For his Everton counterpart Kendall, however, it was supreme vindication of his methods and approach after a tortuous period the previous winter and the biggest statement yet that his side were headed for further glory.
“Of all the things you plan for and think about with a Merseyside derby, a goal like that is probably not one of them,” the Blues boss later reflected. “Sharpie’s goal is one that everyone remembers. Those who were lucky enough to be there or to have watched it live on television will never forget it. We were confident before we went to Anfield, because we knew we were a good side. But after we had gone there and won, and won well, our belief just rocketed. When I took over in 1981 I was asked what my aims were and I said Liverpool were the team we had to catch, and then surpass. I think that day, we showed that we had done that. I had many great days during that time and saw many great performances. But there is something extra special about a derby win, especially at Anfield. I’ll never forget that day.”
It was a hugely gratifying afternoon as well for the match-winner Sharp who only a month earlier had put in a transfer request after being dropped having scored the winner against Coventry. Despite his crucial Wembley opener against Watford the previous May, the Scot had been left out of the semi-final victory over Southampton and would later reveal in his autobiography he was never fully convinced Kendall rated him as a player. But he went from strength to strength after thundering home a winner of such quality and importance, his 30th goal of the season against Queens Park Rangers the following May being the one which clinched the league championship with five games to spare.
"There was such a bond with that team, a sense that we were brought together at the right time, in the right place,” Sharp - whose stunning winner was as Motson predicted later voted goal of the season - said. “It just gelled, a real camaraderie on and off the pitch. We were already a confident bunch of footballers and we knew we were contenders, but beating Liverpool that day at Anfield gave us so much self-belief and stamped it on us. We hadn’t won there in 14 years, and it gave us the belief we could challenge them. The Mersey balance of power had just swung our way and the rest of the country now knew it. We were a serious team, played real football, kicked when we had to kick, professional. But honestly, it was like playing with your mates on the pitch every Saturday. When Howard and Colin brought that team together, we could feel how it all fitted together.”
Kendall’s men further highlighted their championship credentials the following Saturday by hammering Manchester United 5-0 at Goodison and went top of the league for the first time that season the following weekend with victory over Leicester City.

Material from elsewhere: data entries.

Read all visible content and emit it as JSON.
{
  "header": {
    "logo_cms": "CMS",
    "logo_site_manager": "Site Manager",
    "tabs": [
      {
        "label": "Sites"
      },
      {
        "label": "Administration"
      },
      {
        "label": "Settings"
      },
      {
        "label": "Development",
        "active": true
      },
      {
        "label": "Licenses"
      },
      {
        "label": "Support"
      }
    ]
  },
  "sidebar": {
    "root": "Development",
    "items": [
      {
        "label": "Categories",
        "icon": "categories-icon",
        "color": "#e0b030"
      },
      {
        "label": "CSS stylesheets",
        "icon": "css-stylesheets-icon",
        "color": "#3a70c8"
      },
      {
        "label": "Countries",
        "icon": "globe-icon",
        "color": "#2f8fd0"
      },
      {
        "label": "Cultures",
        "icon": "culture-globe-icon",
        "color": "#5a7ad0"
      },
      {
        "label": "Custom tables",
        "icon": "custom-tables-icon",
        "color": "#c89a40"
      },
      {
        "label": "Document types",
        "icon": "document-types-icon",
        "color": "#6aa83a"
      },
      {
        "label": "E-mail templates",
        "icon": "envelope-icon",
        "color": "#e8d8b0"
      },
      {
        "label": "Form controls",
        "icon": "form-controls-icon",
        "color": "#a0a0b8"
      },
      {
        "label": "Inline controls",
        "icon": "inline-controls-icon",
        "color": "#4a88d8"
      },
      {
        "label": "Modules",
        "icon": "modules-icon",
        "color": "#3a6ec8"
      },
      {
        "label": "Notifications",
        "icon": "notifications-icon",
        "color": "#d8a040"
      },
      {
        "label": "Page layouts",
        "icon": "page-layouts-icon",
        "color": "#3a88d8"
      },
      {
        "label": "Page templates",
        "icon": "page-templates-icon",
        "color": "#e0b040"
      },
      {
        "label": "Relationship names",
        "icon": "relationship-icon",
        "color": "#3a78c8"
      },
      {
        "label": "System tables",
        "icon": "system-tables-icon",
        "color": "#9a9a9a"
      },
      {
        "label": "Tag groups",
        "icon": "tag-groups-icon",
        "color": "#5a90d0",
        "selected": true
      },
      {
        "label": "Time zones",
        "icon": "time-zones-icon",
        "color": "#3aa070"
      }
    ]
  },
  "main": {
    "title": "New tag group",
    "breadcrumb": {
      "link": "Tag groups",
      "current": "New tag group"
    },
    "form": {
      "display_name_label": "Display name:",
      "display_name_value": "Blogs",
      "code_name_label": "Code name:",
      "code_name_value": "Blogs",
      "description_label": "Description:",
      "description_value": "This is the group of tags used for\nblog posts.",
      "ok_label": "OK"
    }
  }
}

Although defeats to Norwich City and Chelsea shortly before Christmas briefly toppled them from the summit, the Blues then went on a 28-match unbeaten run which saw the title sown up in early May with a record 90 point tally, also lifting the club’s first ever European trophy by securing the Cup Winners Cup and only missing out on a unique treble when Norman Whiteside’s extra-winner for Manchester United loosened their grip on the FA Cup only three days after the glory of Rotterdam.
Everton would later win FIFA’s Team of the Year award for 1985, the contributions of Reid and Southall being recognised in them lifting the PFA and Football Writers’ Player of the Year awards respectively and the Huyton-born midfielder was in no doubt how important that autumn day at Anfield proved to be.
"That was the moment,” he wrote in his book ‘Cheer Up Peter Reid’. "That was the goal that shook the football world, the result that tipped Merseyside on its axis and underlined Everton's status as the coming force.”